There is a term in economics called opportunity cost. This encompasses all of the other factors involved in price aside from money, and all of the other economic costs. For instance, my wife recently switched us to cloth diapers because she said we would only have to buy them once. OK, financially, we’ll never have to buy another diaper (which is not true because we didn’t buy enough originally, and they only fit our 2 year old so we had to buy more of a smaller size for the baby, and we need more hemp inserts for nighttime…), but there are other costs involved. We go through a LOT more wipes now. I used to just bundle the wipes up in the old diaper which I used as a wipe also. Now I put a wipe on the carpet to place all of the other wipes in. We’re doing laundry EVERY SINGLE DAY, which will raise our gas and electricity bills. The house now has a funny smell from the cloth diapers, which sometimes don’t come out of the wash smelling Snuggle fresh no matter how much vinegar and baking soda we add. If my wife waits too late at night to start washing the diapers, I have to put a disposable on our 2 year old when I put him to bed anyway. You see, cost isn’t the only factor. Linux may be free-as-in-speech and free-as-in-beer, but there is also a learning curve and an investment in time to customize Linux to your own system and your own needs. For $99 (approximately, prices vary) I can pick up Windows XP Home and expect Windows to do most of the configuration and customization work for me.

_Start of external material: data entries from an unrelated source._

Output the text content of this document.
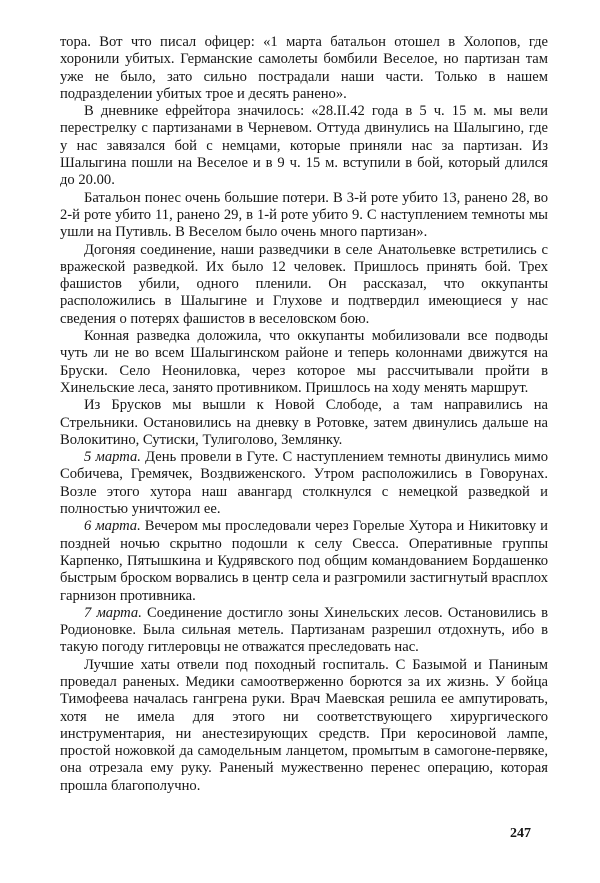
тора. Вот что писал офицер: «1 марта батальон отошел в Холопов, где хоронили убитых. Германские самолеты бомбили Веселое, но партизан там уже не было, зато сильно пострадали наши части. Только в нашем подразделении убитых трое и десять ранено».

В дневнике ефрейтора значилось: «28.II.42 года в 5 ч. 15 м. мы вели перестрелку с партизанами в Черневом. Оттуда двинулись на Шалыгино, где у нас завязался бой с немцами, которые приняли нас за партизан. Из Шалыгина пошли на Веселое и в 9 ч. 15 м. вступили в бой, который длился до 20.00.

Батальон понес очень большие потери. В 3-й роте убито 13, ранено 28, во 2-й роте убито 11, ранено 29, в 1-й роте убито 9. С наступлением темноты мы ушли на Путивль. В Веселом было очень много партизан».

Догоняя соединение, наши разведчики в селе Анатольевке встретились с вражеской разведкой. Их было 12 человек. Пришлось принять бой. Трех фашистов убили, одного пленили. Он рассказал, что оккупанты расположились в Шалыгине и Глухове и подтвердил имеющиеся у нас сведения о потерях фашистов в веселовском бою.

Конная разведка доложила, что оккупанты мобилизовали все подводы чуть ли не во всем Шалыгинском районе и теперь колоннами движутся на Бруски. Село Неониловка, через которое мы рассчитывали пройти в Хинельские леса, занято противником. Пришлось на ходу менять маршрут.

Из Брусков мы вышли к Новой Слободе, а там направились на Стрельники. Остановились на дневку в Ротовке, затем двинулись дальше на Волокитино, Сутиски, Тулиголово, Землянку.

5 марта. День провели в Гуте. С наступлением темноты двинулись мимо Собичева, Гремячек, Воздвиженского. Утром расположились в Говорунах. Возле этого хутора наш авангард столкнулся с немецкой разведкой и полностью уничтожил ее.

6 марта. Вечером мы проследовали через Горелые Хутора и Никитовку и поздней ночью скрытно подошли к селу Свесса. Оперативные группы Карпенко, Пятышкина и Кудрявского под общим командованием Бордашенко быстрым броском ворвались в центр села и разгромили застигнутый врасплох гарнизон противника.

7 марта. Соединение достигло зоны Хинельских лесов. Остановились в Родионовке. Была сильная метель. Партизанам разрешил отдохнуть, ибо в такую погоду гитлеровцы не отважатся преследовать нас.

Лучшие хаты отвели под походный госпиталь. С Базымой и Паниным проведал раненых. Медики самоотверженно борются за их жизнь. У бойца Тимофеева началась гангрена руки. Врач Маевская решила ее ампутировать, хотя не имела для этого ни соответствующего хирургического инструментария, ни анестезирующих средств. При керосиновой лампе, простой ножовкой да самодельным ланцетом, промытым в самогоне-первяке, она отрезала ему руку. Раненый мужественно перенес операцию, которая прошла благополучно.

247
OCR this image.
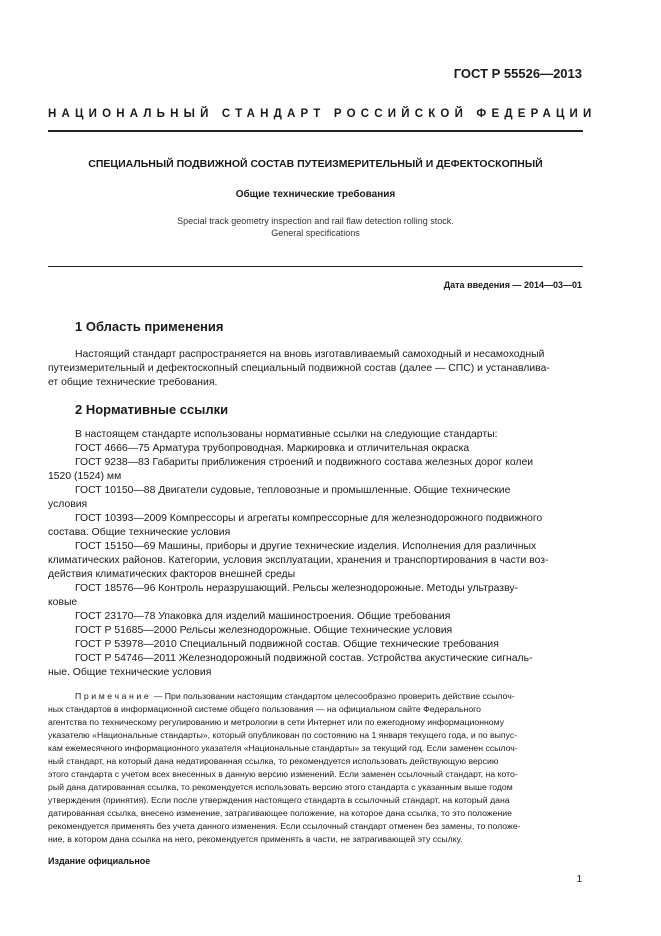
ГОСТ Р 55526—2013
НАЦИОНАЛЬНЫЙ СТАНДАРТ РОССИЙСКОЙ ФЕДЕРАЦИИ
СПЕЦИАЛЬНЫЙ ПОДВИЖНОЙ СОСТАВ ПУТЕИЗМЕРИТЕЛЬНЫЙ И ДЕФЕКТОСКОПНЫЙ
Общие технические требования
Special track geometry inspection and rail flaw detection rolling stock.
General specifications
Дата введения — 2014—03—01
1 Область применения
Настоящий стандарт распространяется на вновь изготавливаемый самоходный и несамоходный
путеизмерительный и дефектоскопный специальный подвижной состав (далее — СПС) и устанавлива-
ет общие технические требования.
2 Нормативные ссылки
В настоящем стандарте использованы нормативные ссылки на следующие стандарты:
ГОСТ 4666—75 Арматура трубопроводная. Маркировка и отличительная окраска
ГОСТ 9238—83 Габариты приближения строений и подвижного состава железных дорог колеи
1520 (1524) мм
ГОСТ 10150—88 Двигатели судовые, тепловозные и промышленные. Общие технические
условия
ГОСТ 10393—2009 Компрессоры и агрегаты компрессорные для железнодорожного подвижного
состава. Общие технические условия
ГОСТ 15150—69 Машины, приборы и другие технические изделия. Исполнения для различных
климатических районов. Категории, условия эксплуатации, хранения и транспортирования в части воз-
действия климатических факторов внешней среды
ГОСТ 18576—96 Контроль неразрушающий. Рельсы железнодорожные. Методы ультразву-
ковые
ГОСТ 23170—78 Упаковка для изделий машиностроения. Общие требования
ГОСТ Р 51685—2000 Рельсы железнодорожные. Общие технические условия
ГОСТ Р 53978—2010 Специальный подвижной состав. Общие технические требования
ГОСТ Р 54746—2011 Железнодорожный подвижной состав. Устройства акустические сигналь-
ные. Общие технические условия
Примечание — При пользовании настоящим стандартом целесообразно проверить действие ссылоч-
ных стандартов в информационной системе общего пользования — на официальном сайте Федерального
агентства по техническому регулированию и метрологии в сети Интернет или по ежегодному информационному
указателю «Национальные стандарты», который опубликован по состоянию на 1 января текущего года, и по выпус-
кам ежемесячного информационного указателя «Национальные стандарты» за текущий год. Если заменен ссылоч-
ный стандарт, на который дана недатированная ссылка, то рекомендуется использовать действующую версию
этого стандарта с учетом всех внесенных в данную версию изменений. Если заменен ссылочный стандарт, на кото-
рый дана датированная ссылка, то рекомендуется использовать версию этого стандарта с указанным выше годом
утверждения (принятия). Если после утверждения настоящего стандарта в ссылочный стандарт, на который дана
датированная ссылка, внесено изменение, затрагивающее положение, на которое дана ссылка, то это положение
рекомендуется применять без учета данного изменения. Если ссылочный стандарт отменен без замены, то положе-
ние, в котором дана ссылка на него, рекомендуется применять в части, не затрагивающей эту ссылку.
Издание официальное
1
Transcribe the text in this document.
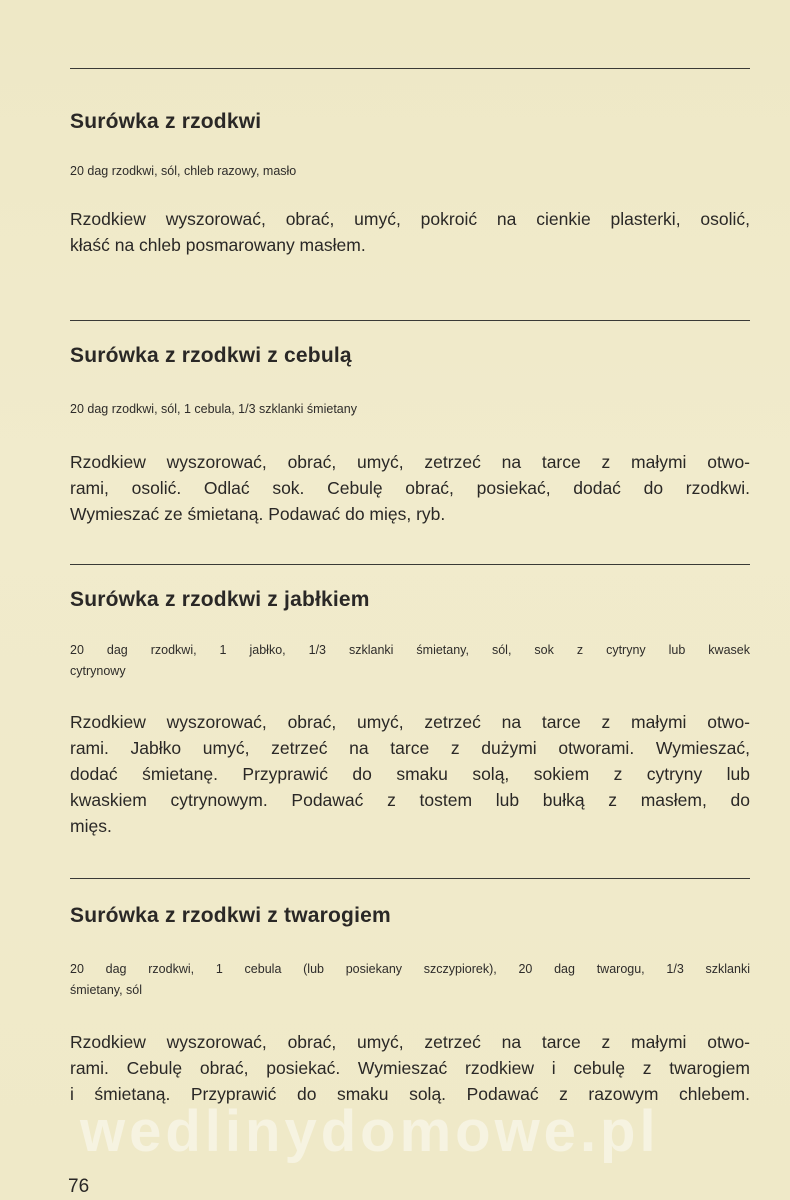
Surówka z rzodkwi
20 dag rzodkwi, sól, chleb razowy, masło
Rzodkiew wyszorować, obrać, umyć, pokroić na cienkie plasterki, osolić,
kłaść na chleb posmarowany masłem.
Surówka z rzodkwi z cebulą
20 dag rzodkwi, sól, 1 cebula, 1/3 szklanki śmietany
Rzodkiew wyszorować, obrać, umyć, zetrzeć na tarce z małymi otwo-
rami, osolić. Odlać sok. Cebulę obrać, posiekać, dodać do rzodkwi.
Wymieszać ze śmietaną. Podawać do mięs, ryb.
Surówka z rzodkwi z jabłkiem
20 dag rzodkwi, 1 jabłko, 1/3 szklanki śmietany, sól, sok z cytryny lub kwasek
cytrynowy
Rzodkiew wyszorować, obrać, umyć, zetrzeć na tarce z małymi otwo-
rami. Jabłko umyć, zetrzeć na tarce z dużymi otworami. Wymieszać,
dodać śmietanę. Przyprawić do smaku solą, sokiem z cytryny lub
kwaskiem cytrynowym. Podawać z tostem lub bułką z masłem, do
mięs.
Surówka z rzodkwi z twarogiem
20 dag rzodkwi, 1 cebula (lub posiekany szczypiorek), 20 dag twarogu, 1/3 szklanki
śmietany, sól
Rzodkiew wyszorować, obrać, umyć, zetrzeć na tarce z małymi otwo-
rami. Cebulę obrać, posiekać. Wymieszać rzodkiew i cebulę z twarogiem
i śmietaną. Przyprawić do smaku solą. Podawać z razowym chlebem.
wedlinydomowe.pl
76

Yes, Windows isn’t as powerful (although Windows XP actually is fairly reliable and powerful in many ways), yes, Windows isn’t as cool as Linux or as scriptable, but Windows does work, and for now Windows is what I will use.

At least you cannot say that I am making this decision mindlessly. I have done extensive analysis in making this decision. I also realize that the proper name is GNU/Linux, but honestly I don’t care. The proper names of other products are Microsoft Windows and Apple Macintosh, but we don’t see people as picky with those names as with GNU/Linux.